Goma, 17 novembre 2024 — Le Festival Amani, événement majeur célébrant la culture et la paix en République Démocratique du Congo (RDC), a également été le théâtre d’une prise de position forte de la part de la population, membre du mouvement citoyen Lutte pour le Changement (LUCHA), qui a profité de cette plateforme pour faire entendre ses préoccupations aux autorités politiques, notamment au président Félix Tshisekedi.

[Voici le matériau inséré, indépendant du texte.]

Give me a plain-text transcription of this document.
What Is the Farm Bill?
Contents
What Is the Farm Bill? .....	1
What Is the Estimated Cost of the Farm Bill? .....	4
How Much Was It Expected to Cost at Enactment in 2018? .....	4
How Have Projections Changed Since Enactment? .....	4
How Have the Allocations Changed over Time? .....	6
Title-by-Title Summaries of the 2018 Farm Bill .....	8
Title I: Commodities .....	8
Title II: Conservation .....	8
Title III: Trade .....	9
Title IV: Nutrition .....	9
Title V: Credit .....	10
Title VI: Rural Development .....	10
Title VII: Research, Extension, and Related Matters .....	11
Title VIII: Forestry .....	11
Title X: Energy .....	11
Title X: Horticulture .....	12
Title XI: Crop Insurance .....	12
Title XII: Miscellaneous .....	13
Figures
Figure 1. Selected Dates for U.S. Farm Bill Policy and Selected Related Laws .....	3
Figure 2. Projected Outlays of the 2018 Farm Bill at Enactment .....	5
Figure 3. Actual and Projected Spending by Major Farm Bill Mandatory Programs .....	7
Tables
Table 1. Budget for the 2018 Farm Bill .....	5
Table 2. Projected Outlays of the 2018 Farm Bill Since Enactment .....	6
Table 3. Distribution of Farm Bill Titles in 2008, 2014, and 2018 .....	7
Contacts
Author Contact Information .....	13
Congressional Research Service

Au cours de ce festival, des messages clés ont été lancés par les participants, adressant des demandes urgentes concernant la situation politique et sécuritaire du pays. Ces messages, porteurs d’espoirs et de frustrations, se résument en trois points cruciaux :
1. Libération de King : Les manifestants ont appelé à la libération immédiate de King, un détenu symbolique, qu’ils considèrent comme étant emprisonné de manière injuste sous l’état de siège. Selon eux, l’état de siège instauré dans certaines provinces ne semble pas apporter les résultats escomptés en matière de sécurité et est perçu comme inefficace. Ils exigent la libération de King, qui incarne pour eux la lutte contre un pouvoir jugé déconnecté des réalités du terrain.
2. Récupération des territoires occupés par le M23/RDF : Le second message fait état de l’urgence d’une action politique et militaire pour reprendre les territoires congolais occupés par les forces du M23 et leurs alliés présumés, les Rwanda (RDF). Les citoyens présents au festival ont exprimé leur désaveu de l’incapacité perçue du gouvernement à récupérer ces zones stratégiques et à défendre l’intégrité du territoire national.
3. Non à la révision de la Constitution pour un troisième mandat : Enfin, le dernier message portait sur la question de la révision constitutionnelle, un sujet qui divise profondément la classe politique et la population. Les manifestants ont exprimé leur opposition à toute tentative de modification de la Constitution qui permettrait à Félix Tshisekedi de se maintenir au pouvoir au-delà de son mandat actuel, prévu pour 2028. « Touche pas à ma constitution » a été le slogan phare de cette revendication, soulignant la volonté populaire de préserver la limitation des mandats présidentiels en RDC.
Ces messages ont été lancés dans un contexte où la population est confrontée à une insécurité persistante dans l’Est du pays, à une crise politique liée à la gestion des mandats présidentiels, et à un profond désenchantement vis-à-vis des promesses de changement portées par l’actuel gouvernement. Le Festival Amani s’est ainsi transformé en un moment de réflexion collective, où les citoyens ont pris la parole pour exprimer leurs attentes, leur frustration et leur vision d’un avenir plus sécurisé et démocratique pour la RDC.